L'Organisation pour la sécurité et la coopération en Europe (OSCE) a envoyé une mission de 14 personnes, conduite par Nikolai Vulchanov, pour surveiller le scrutin du 2 octobre.

Les coalitions "Unité" et "Centre de l'harmonie" se disputent la première place dans les dernières enquêtes d'opinion. Les instituts Latvijas Fakti et Nikolo grupa placent la coalition russophone en tête, tandis que Factum estime que ce sera "Unité".

"Unité" recrute, parmi l'électorat letton, les personnes les plus âgées et les plus diplômées ainsi que les catégories socioprofessionnelles les plus élevées. En revanche, le Centre de l'harmonie séduit en majorité les russophones et les catégories socioprofessionnelles les plus modestes.

En troisième position, on trouve "l'Union des verts et des paysans" suivie de "Pour une bonne Lettonie" et enfin "l'Union nationale".

"Pour les droits de l'homme dans une Lettonie unie", autre parti russophone, et le Dernier parti, dont le candidat au poste de Premier ministre est... un ours en peluche, pourraient dépasser le seuil des 5% des suffrages obligatoires pour être représenté à la Saeima.

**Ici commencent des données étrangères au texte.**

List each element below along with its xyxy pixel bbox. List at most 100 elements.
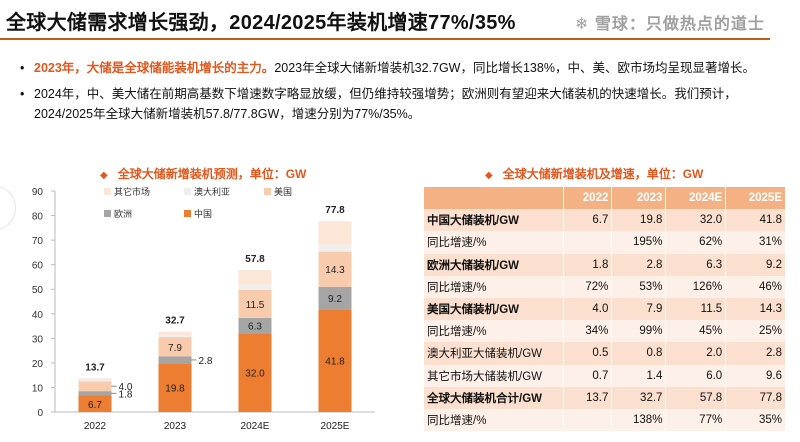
page-title: 全球大储需求增长强劲，2024/2025年装机增速77%/35% [6,12,516,34]
table-cell: 25% [725,320,786,343]
bullet-2: • 2024年，中、美大储在前期高基数下增速数字略显放缓，但仍维持较强增势；欧洲… [20,84,790,124]
data-label: 6.7 [88,400,102,411]
table-cell: 126% [665,275,727,298]
legend-label: 中国 [194,208,212,219]
y-tick-label: 70 [32,236,44,247]
table-row: 中国大储装机/GW 6.7 19.8 32.0 41.8 [424,209,786,232]
y-tick-label: 50 [32,285,44,296]
table-cell: 2.0 [665,342,727,365]
data-label: 14.3 [325,265,345,276]
table-cell: 35% [725,408,786,432]
table-cell: 14.3 [725,297,786,321]
data-label: 1.8 [119,389,133,400]
row-label: 同比增速/% [424,320,564,343]
y-tick-label: 40 [32,310,44,321]
column-header: 2023 [611,187,667,210]
data-label: 6.3 [248,322,262,333]
table-cell: 11.5 [665,297,727,321]
row-label: 同比增速/% [424,231,564,254]
y-tick-label: 60 [32,261,44,272]
table-row: 同比增速/% 72% 53% 126% 46% [424,275,786,298]
bar-segment-中国 [158,363,192,412]
table-row: 澳大利亚大储装机/GW 0.5 0.8 2.0 2.8 [424,342,786,365]
table-cell: 13.7 [563,386,613,409]
table-cell: 34% [563,320,613,343]
data-label: 7.9 [168,343,182,354]
chart-title: ◆ 全球大储新增装机预测，单位：GW [100,167,307,181]
table-cell: 77% [665,408,727,432]
bullet-dot: • [20,87,25,101]
table-cell: 4.0 [563,297,613,321]
bar-segment-其它市场 [238,270,272,285]
data-label: 19.8 [165,384,185,395]
y-tick-label: 90 [32,187,44,198]
row-label: 其它市场大储装机/GW [424,364,564,387]
table-title: ◆ 全球大储新增装机及增速，单位：GW [485,167,704,181]
y-tick-label: 20 [32,359,44,370]
data-label: 11.5 [246,300,265,311]
bar-segment-美国 [78,381,112,392]
legend-swatch [104,210,111,217]
bar-segment-中国 [238,333,272,412]
y-tick-label: 0 [37,408,43,419]
x-tick-label: 2022 [84,421,107,432]
data-label: 4.0 [119,382,133,393]
table-row: 同比增速/% 34% 99% 45% 25% [424,320,786,343]
table-cell: 138% [611,408,667,432]
table-cell: 0.5 [563,342,613,365]
data-label: 32.0 [245,369,265,380]
x-tick-label: 2025E [321,421,350,432]
table-cell: 45% [665,320,727,343]
table-cell: 0.8 [611,342,667,365]
total-label: 32.7 [165,316,185,327]
table-cell [563,231,613,254]
bar-segment-美国 [318,251,352,287]
table-row: 同比增速/% 138% 77% 35% [424,408,786,432]
table-cell: 0.7 [563,364,613,387]
table-cell: 62% [665,231,727,254]
bar-segment-澳大利亚 [78,380,112,382]
legend-swatch [104,188,111,195]
table-cell: 41.8 [725,209,786,232]
table-cell [563,408,613,432]
row-label: 澳大利亚大储装机/GW [424,342,564,365]
table-cell: 57.8 [665,386,727,409]
column-header: 2025E [725,187,786,210]
table-cell: 32.0 [665,209,727,232]
bullet-text: 2024年，中、美大储在前期高基数下增速数字略显放缓，但仍维持较强增势；欧洲则有… [34,87,737,121]
data-label: 9.2 [328,294,342,305]
table-cell: 72% [563,275,613,298]
table-row: 欧洲大储装机/GW 1.8 2.8 6.3 9.2 [424,253,786,276]
bullet-dot: • [20,61,25,75]
table-cell: 53% [611,275,667,298]
bar-segment-欧洲 [78,391,112,396]
bar-segment-美国 [158,337,192,357]
watermark: ❄ 雪球：只做热点的道士 [575,16,765,33]
table-row: 美国大储装机/GW 4.0 7.9 11.5 14.3 [424,297,786,321]
table-cell: 99% [611,320,667,343]
bullet-text: 2023年全球大储新增装机32.7GW，同比增长138%，中、美、欧市场均呈现显… [274,61,755,75]
bar-segment-欧洲 [158,356,192,364]
table-cell: 6.0 [665,364,727,387]
data-label: 41.8 [325,357,345,368]
table-cell: 195% [611,231,667,254]
table-cell: 1.4 [611,364,667,387]
table-cell: 6.3 [665,253,727,276]
table-cell: 1.8 [563,253,613,276]
legend-label: 澳大利亚 [194,186,230,197]
bar-segment-美国 [238,289,272,318]
legend-swatch [184,210,191,217]
title-divider [0,38,770,40]
table-cell: 2.8 [725,342,786,365]
row-label: 美国大储装机/GW [424,297,564,321]
table-cell: 2.8 [611,253,667,276]
row-label: 中国大储装机/GW [424,209,564,232]
table-cell: 32.7 [611,386,667,409]
table-cell: 31% [725,231,786,254]
table-cell: 19.8 [611,209,667,232]
bar-segment-其它市场 [78,378,112,381]
data-table: 2022 2023 2024E 2025E 中国大储装机/GW 6.7 19.8 32.0 4… [424,187,786,432]
bar-segment-欧洲 [238,317,272,334]
legend-label: 美国 [274,186,292,197]
column-header: 2024E [665,187,727,210]
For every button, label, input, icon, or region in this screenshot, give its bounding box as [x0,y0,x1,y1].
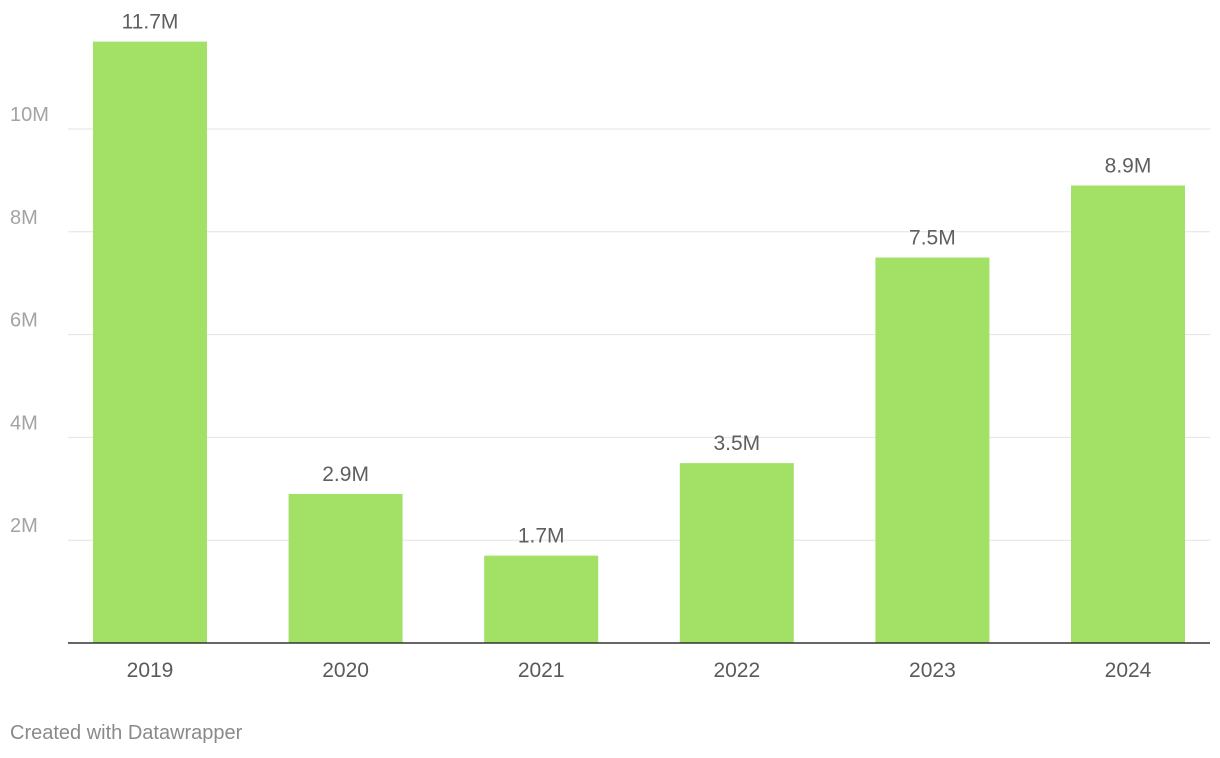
y-tick-label: 4M [10,412,38,434]
data-label-2021: 1.7M [518,525,565,548]
bars [93,41,1185,644]
y-tick-label: 2M [10,515,38,537]
bar-2020 [288,493,403,643]
data-label-2020: 2.9M [322,463,369,486]
data-labels: 11.7M 2.9M 1.7M 3.5M 7.5M 8.9M [122,11,1152,548]
bar-2022 [679,463,794,643]
x-tick-label-2021: 2021 [518,659,565,682]
x-tick-label-2019: 2019 [127,659,174,682]
x-tick-label-2024: 2024 [1105,659,1152,682]
data-label-2023: 7.5M [909,227,956,250]
datawrapper-credit: Created with Datawrapper [10,722,243,744]
data-label-2022: 3.5M [713,432,760,455]
y-tick-label: 6M [10,310,38,332]
x-axis-ticks: 2019 2020 2021 2022 2023 2024 [127,659,1152,682]
x-tick-label-2023: 2023 [909,659,956,682]
data-label-2024: 8.9M [1105,155,1152,178]
bar-2023 [875,257,990,643]
bar-2024 [1071,185,1185,644]
y-axis-ticks: 2M 4M 6M 8M 10M [10,104,49,537]
x-tick-label-2022: 2022 [713,659,760,682]
gridlines [68,128,1210,541]
y-tick-label: 10M [10,104,49,126]
bar-2021 [484,555,599,643]
y-tick-label: 8M [10,207,38,229]
x-tick-label-2020: 2020 [322,659,369,682]
data-label-2019: 11.7M [122,11,179,34]
bar-2019 [93,41,207,644]
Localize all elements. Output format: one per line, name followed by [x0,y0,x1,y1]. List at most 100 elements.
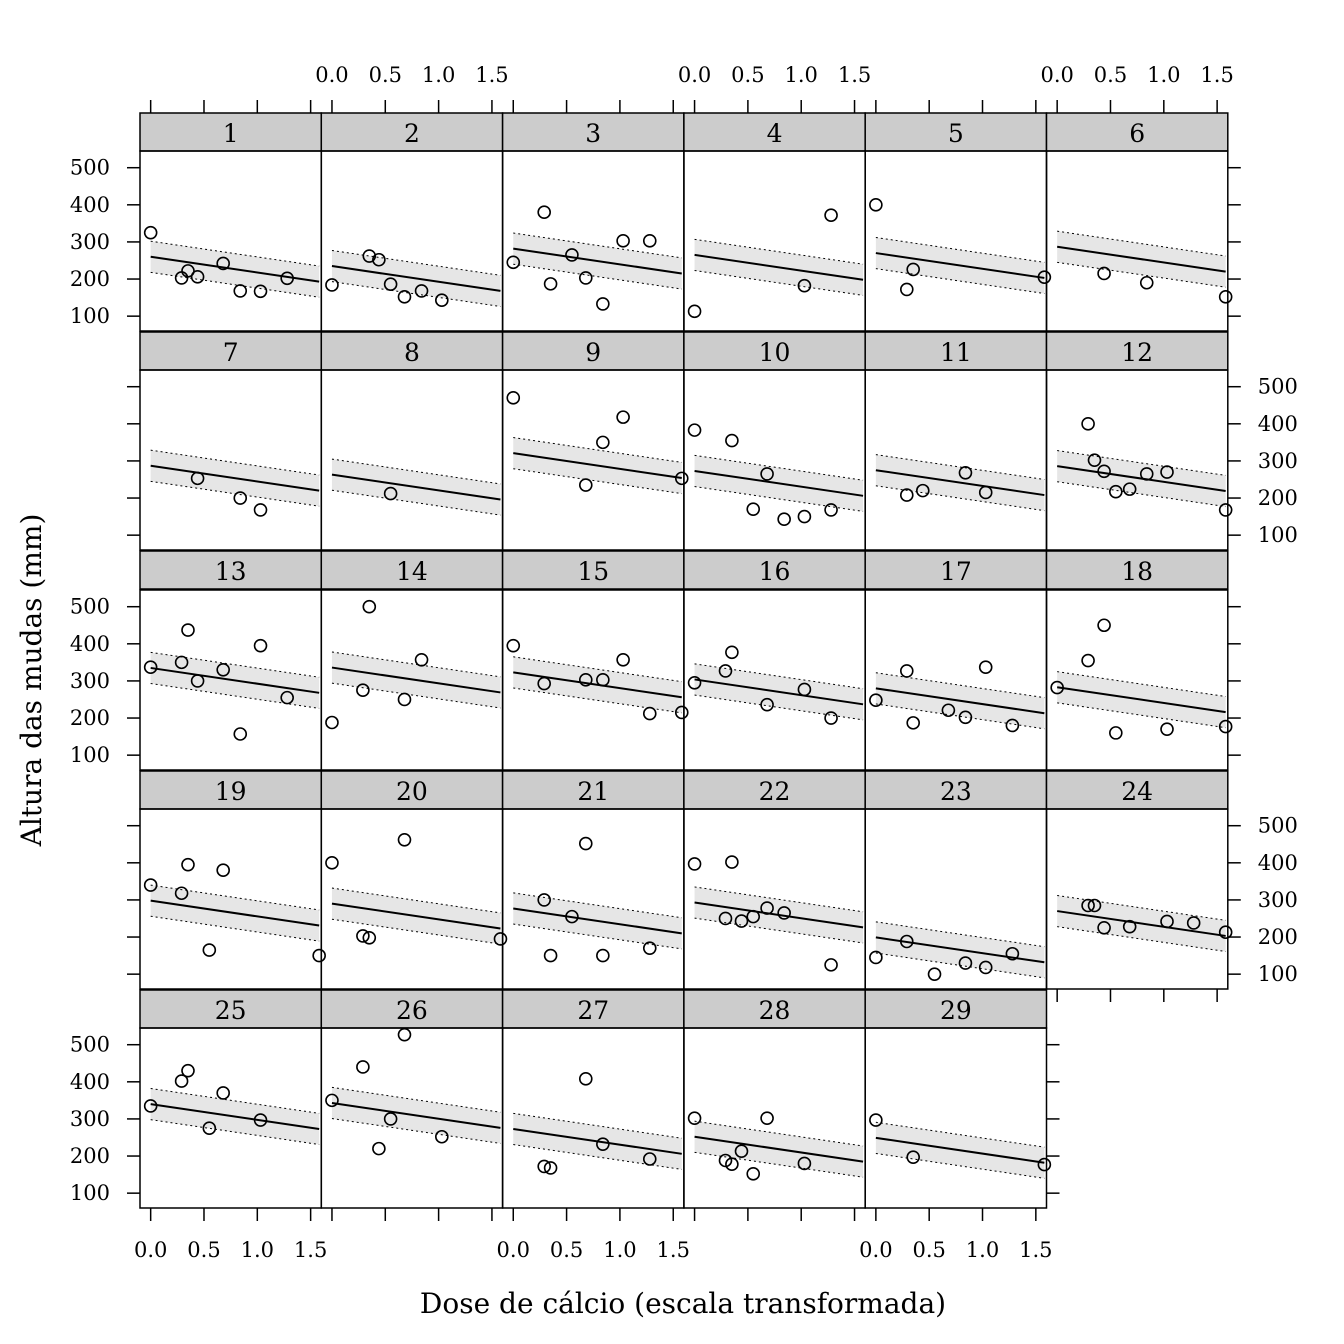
data-point [797,509,812,524]
y-tick-label: 300 [70,669,110,693]
panel-frame [864,1027,1048,1209]
x-tick-label: 1.5 [1019,1238,1052,1262]
x-tick-label: 0.5 [187,1238,220,1262]
fitted-line [875,1136,1045,1164]
panel-10: 10 [683,331,866,551]
band-lower-limit [694,694,864,721]
strip-26 [320,989,504,1029]
data-point [1109,726,1123,740]
data-point [356,929,370,943]
data-point [362,599,377,614]
data-point [174,1074,189,1088]
band-lower-limit [694,486,864,512]
fitted-line [513,247,682,275]
band-lower-limit [875,268,1045,295]
band-upper-limit [694,1120,864,1147]
strip-label-13: 13 [215,557,247,586]
data-point [537,893,551,907]
data-point [915,483,930,498]
data-point [869,950,883,965]
fitted-line [150,666,320,694]
x-tick-label: 1.0 [1147,63,1180,87]
data-point [493,932,508,946]
x-tick-label: 0.5 [1094,63,1127,87]
data-point [383,486,398,501]
x-tick-label: 0.0 [859,1238,892,1262]
x-tick-label: 0.0 [315,63,348,87]
band-upper-limit [694,454,864,481]
strip-label-19: 19 [215,777,247,806]
data-point [362,930,377,945]
data-point [280,271,294,286]
data-point [414,652,429,667]
x-tick-label: 1.0 [422,63,455,87]
band-lower-limit [694,1151,864,1178]
x-tick-label: 1.0 [785,63,818,87]
data-point [725,645,739,660]
fitted-line [331,902,501,930]
data-point [1081,898,1095,913]
panel-frame [1045,369,1229,551]
y-tick-label: 100 [70,743,110,767]
x-tick-label: 1.0 [603,1238,636,1262]
data-point [958,466,973,480]
data-point [642,941,657,955]
y-tick-label: 400 [1258,412,1298,436]
strip-24 [1045,770,1229,810]
strip-label-27: 27 [577,996,609,1025]
strip-label-21: 21 [577,777,609,806]
data-point [1081,653,1095,668]
data-point [718,911,733,926]
data-point [927,967,942,981]
strip-17 [864,550,1048,590]
panel-9: 9 [501,331,689,551]
strip-16 [683,550,866,590]
x-tick-label: 1.5 [838,63,871,87]
data-point [578,673,593,687]
band-lower-limit [150,683,320,709]
data-point [143,878,158,892]
strip-label-2: 2 [404,119,420,148]
strip-22 [683,770,866,810]
data-point [616,652,630,667]
data-point [1081,417,1095,431]
data-point [233,491,248,505]
fitted-line [875,252,1045,279]
panel-15: 15 [501,550,689,771]
band-upper-limit [513,892,682,919]
data-point [596,948,610,963]
panel-frame [320,369,504,551]
fitted-line [513,907,682,935]
data-point [216,256,230,271]
band-upper-limit [331,249,501,276]
x-tick-label: 1.0 [966,1238,999,1262]
x-tick-label: 0.0 [1040,63,1073,87]
data-point [958,956,973,970]
data-point [362,249,377,263]
data-point [383,277,398,292]
strip-label-11: 11 [940,338,972,367]
y-tick-label: 400 [70,632,110,656]
strip-25 [139,989,323,1029]
strip-label-26: 26 [396,996,428,1025]
band-lower-limit [331,918,501,945]
x-tick-label: 1.0 [241,1238,274,1262]
data-point [397,833,412,847]
data-point [233,284,248,298]
data-point [537,676,551,691]
band-upper-limit [875,454,1045,480]
band-upper-limit [513,437,682,463]
data-point [824,208,838,223]
band-upper-limit [1057,671,1226,698]
fitted-line [694,678,864,706]
data-point [1218,503,1233,517]
fitted-line [875,687,1045,715]
band-upper-limit [1057,450,1226,476]
x-tick-label: 0.0 [678,63,711,87]
band-upper-limit [1057,894,1226,921]
data-point [687,304,702,319]
data-point [543,277,558,291]
data-point [253,284,268,299]
data-point [1005,946,1020,961]
y-tick-label: 200 [1258,486,1298,510]
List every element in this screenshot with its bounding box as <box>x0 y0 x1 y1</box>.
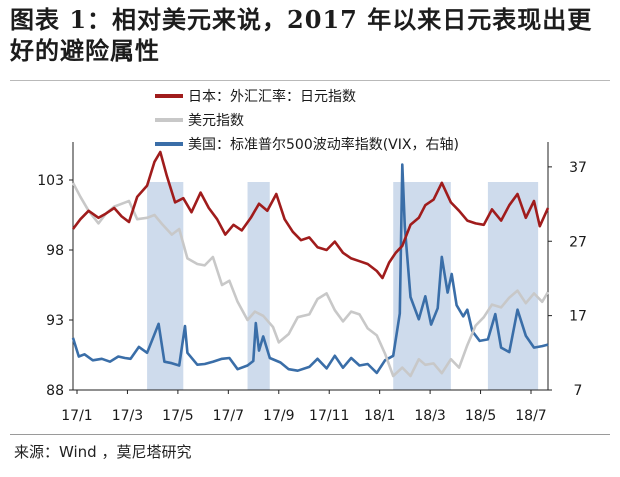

Près de la moitié des électeurs se déclarent encore indécis. Si l'on en croit les enquêtes d'opinion, la participation devrait être plus élevée que celle enregistrée lors des dernières élections du 7 octobre 2006.

"Nous vivons un moment ou chacun d'entre nous doit renoncer à quelque chose (une partie de son salaire ou de ses bénéfices) pour que l'on sorte de la crise, c'est pourquoi j'espère que les hommes politiques sauront se montrer très prudents, voire durs, dans leurs propos" a déclaré le Président de la République Valdis Zatlers, qui a demandé aux électeurs d'exiger des réponses concrètes à leurs questions de la part des hommes politiques et de voter "de façon sage" dans l'espoir que les élections "témoignent de la responsabilité et de la maturité civique" des Lettons. Très soucieux de la stabilité politique du pays, le Chef de l'Etat a prévu de s'adresser à la nation la veille du scrutin pour mobiliser les électeurs.

Quel qu'il soit, le prochain gouvernement du pays devra prendre des décisions difficiles. La Lettonie, à la croisée des chemins en matière de développement économique et politique, a impérativement besoin de réformes structurelles pour assurer son avenir.